Ama zaten elimizdeki tüm ürünü sattığımız için ihaleye girmedik. Öncelikli olarak aslında her zaman ihracatı düşünürüz ama içinde bulunduğumuz süreçte iç pazarı beslememiz gerekiyordu, bu yüzden dış pazara girmedik. Zaten iç pazardan yerli kömüre inanılmaz bir talep var. Bu yüzden iç pazarımızla anlaşmaları artırıyoruz. Böylelikle ham kömür üretim kapasitemizi bu yıl 850 bin tondan 1,7 milyon tona çıkardık. Artan kapasitemizle satışların yüzde 90’ı sanayi sektörüne giderken, sadece yüzde 10’u evsel ısınmaya gidiyor. Yüzde 90’lık kısımdaki sanayi alanlarında ise tekstil, oluklu mukavva, nişasta gibi ürünlerin üretim fabrikaları yer alıyor. Buhar elde etmek isteyen bütün fabrikalara da kömür veriyoruz, çünkü doğal gazdan yaklaşık 13 kat daha ucuz bir kaynak sağlıyoruz. Doğal olarak da insanlar ürün satarak kazanamadıkları karı, kömür kullandıkları için elde ediyor.

Madencilikte katma değerin yükselmesinde teknolojinin payı nedir? Türkiye’de şu anda bu alanda teknoloji kullanımının payı nedir?

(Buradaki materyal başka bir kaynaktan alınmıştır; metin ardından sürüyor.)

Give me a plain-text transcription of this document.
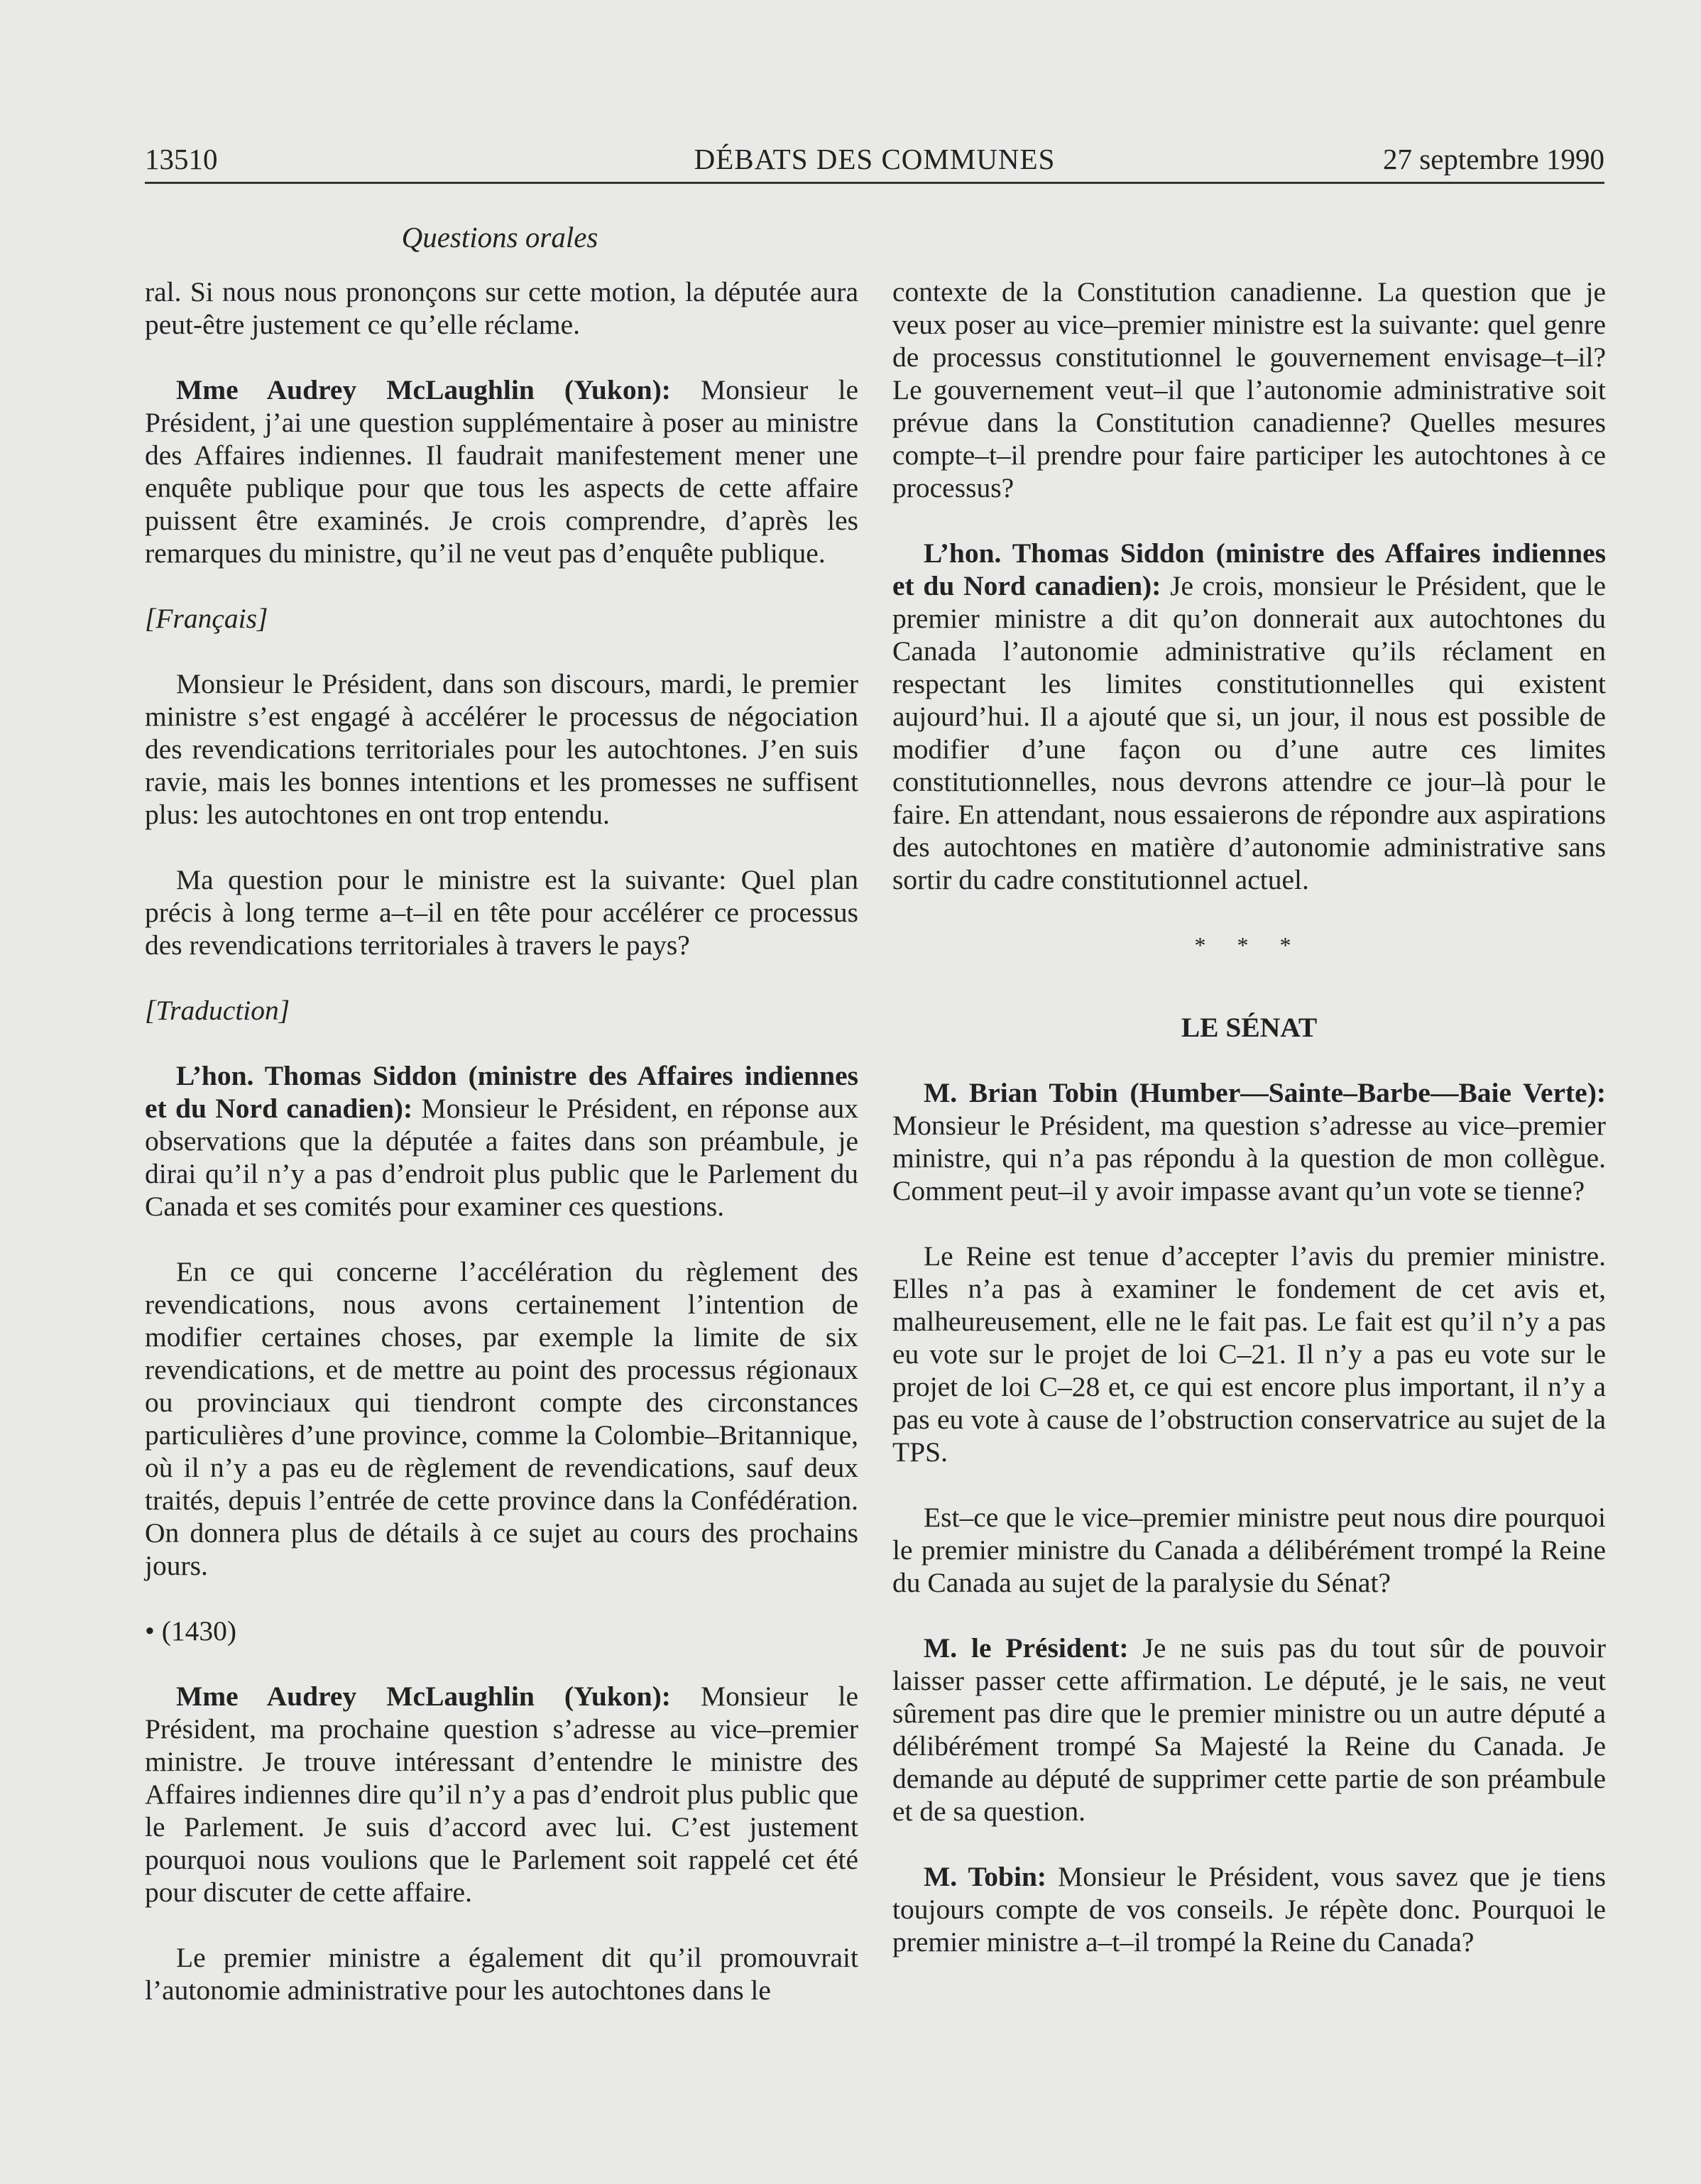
13510	DÉBATS DES COMMUNES	27 septembre 1990
Questions orales

ral. Si nous nous prononçons sur cette motion, la députée aura peut-être justement ce qu’elle réclame.

Mme Audrey McLaughlin (Yukon): Monsieur le Président, j’ai une question supplémentaire à poser au ministre des Affaires indiennes. Il faudrait manifestement mener une enquête publique pour que tous les aspects de cette affaire puissent être examinés. Je crois comprendre, d’après les remarques du ministre, qu’il ne veut pas d’enquête publique.

[Français]

Monsieur le Président, dans son discours, mardi, le premier ministre s’est engagé à accélérer le processus de négociation des revendications territoriales pour les autochtones. J’en suis ravie, mais les bonnes intentions et les promesses ne suffisent plus: les autochtones en ont trop entendu.

Ma question pour le ministre est la suivante: Quel plan précis à long terme a–t–il en tête pour accélérer ce processus des revendications territoriales à travers le pays?

[Traduction]

L’hon. Thomas Siddon (ministre des Affaires indiennes et du Nord canadien): Monsieur le Président, en réponse aux observations que la députée a faites dans son préambule, je dirai qu’il n’y a pas d’endroit plus public que le Parlement du Canada et ses comités pour examiner ces questions.

En ce qui concerne l’accélération du règlement des revendications, nous avons certainement l’intention de modifier certaines choses, par exemple la limite de six revendications, et de mettre au point des processus régionaux ou provinciaux qui tiendront compte des circonstances particulières d’une province, comme la Colombie–Britannique, où il n’y a pas eu de règlement de revendications, sauf deux traités, depuis l’entrée de cette province dans la Confédération. On donnera plus de détails à ce sujet au cours des prochains jours.

• (1430)

Mme Audrey McLaughlin (Yukon): Monsieur le Président, ma prochaine question s’adresse au vice–premier ministre. Je trouve intéressant d’entendre le ministre des Affaires indiennes dire qu’il n’y a pas d’endroit plus public que le Parlement. Je suis d’accord avec lui. C’est justement pourquoi nous voulions que le Parlement soit rappelé cet été pour discuter de cette affaire.

Le premier ministre a également dit qu’il promouvrait l’autonomie administrative pour les autochtones dans le

contexte de la Constitution canadienne. La question que je veux poser au vice–premier ministre est la suivante: quel genre de processus constitutionnel le gouvernement envisage–t–il? Le gouvernement veut–il que l’autonomie administrative soit prévue dans la Constitution canadienne? Quelles mesures compte–t–il prendre pour faire participer les autochtones à ce processus?

L’hon. Thomas Siddon (ministre des Affaires indiennes et du Nord canadien): Je crois, monsieur le Président, que le premier ministre a dit qu’on donnerait aux autochtones du Canada l’autonomie administrative qu’ils réclament en respectant les limites constitutionnelles qui existent aujourd’hui. Il a ajouté que si, un jour, il nous est possible de modifier d’une façon ou d’une autre ces limites constitutionnelles, nous devrons attendre ce jour–là pour le faire. En attendant, nous essaierons de répondre aux aspirations des autochtones en matière d’autonomie administrative sans sortir du cadre constitutionnel actuel.

* * *

LE SÉNAT

M. Brian Tobin (Humber—Sainte–Barbe—Baie Verte): Monsieur le Président, ma question s’adresse au vice–premier ministre, qui n’a pas répondu à la question de mon collègue. Comment peut–il y avoir impasse avant qu’un vote se tienne?

Le Reine est tenue d’accepter l’avis du premier ministre. Elles n’a pas à examiner le fondement de cet avis et, malheureusement, elle ne le fait pas. Le fait est qu’il n’y a pas eu vote sur le projet de loi C–21. Il n’y a pas eu vote sur le projet de loi C–28 et, ce qui est encore plus important, il n’y a pas eu vote à cause de l’obstruction conservatrice au sujet de la TPS.

Est–ce que le vice–premier ministre peut nous dire pourquoi le premier ministre du Canada a délibérément trompé la Reine du Canada au sujet de la paralysie du Sénat?

M. le Président: Je ne suis pas du tout sûr de pouvoir laisser passer cette affirmation. Le député, je le sais, ne veut sûrement pas dire que le premier ministre ou un autre député a délibérément trompé Sa Majesté la Reine du Canada. Je demande au député de supprimer cette partie de son préambule et de sa question.

M. Tobin: Monsieur le Président, vous savez que je tiens toujours compte de vos conseils. Je répète donc. Pourquoi le premier ministre a–t–il trompé la Reine du Canada?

Türkiye Manganez Rezervleri. Kaynak: MAPEG,2019

Çevreye hiç zarar vermeden teknolojiyle beraber manganez ve metalik madenler zenginleştirilebiliyor. Bizim yapmamız gereken şey ise henüz keşfedilmeyen çok değerli madenleri ve nadir toprak elementlerini görünür kılmak. Türkiye’de daha çok maden var ve bu ürünlerde teknolojinin katkısıyla deterjan olmaktan öteye geçmesi lazım. Örneğin, borun büyük kısmını cam, seramik ve deterjan olarak satıyoruz, fakat bunlar aslında çok kıymetli madenler. Yapmamız gereken birinci şey, elimizdeki ürünü teknolojiyle zenginleştirmek. Örneğin kömürü çıkarıyorsak, kömürü getirilebilecek son teknolojiyle en üst seviyeye getireceğiz. Mesela biz de bu şekilde 1030 kalorilik kömürü 3000-3500 bandına çıkarıyoruz. Yüzde 33’lük manganezi de bu yöntemlerle ilk etapta yüzde 66’ya, daha sonra yüzde 92’ye çıkarmayı hedefliyoruz. Yani teknolojinin katkısıyla zenginleştirme faaliyetleri uyguluyoruz, bu da hem katma değer hem de stratejik önem anlamına geliyor.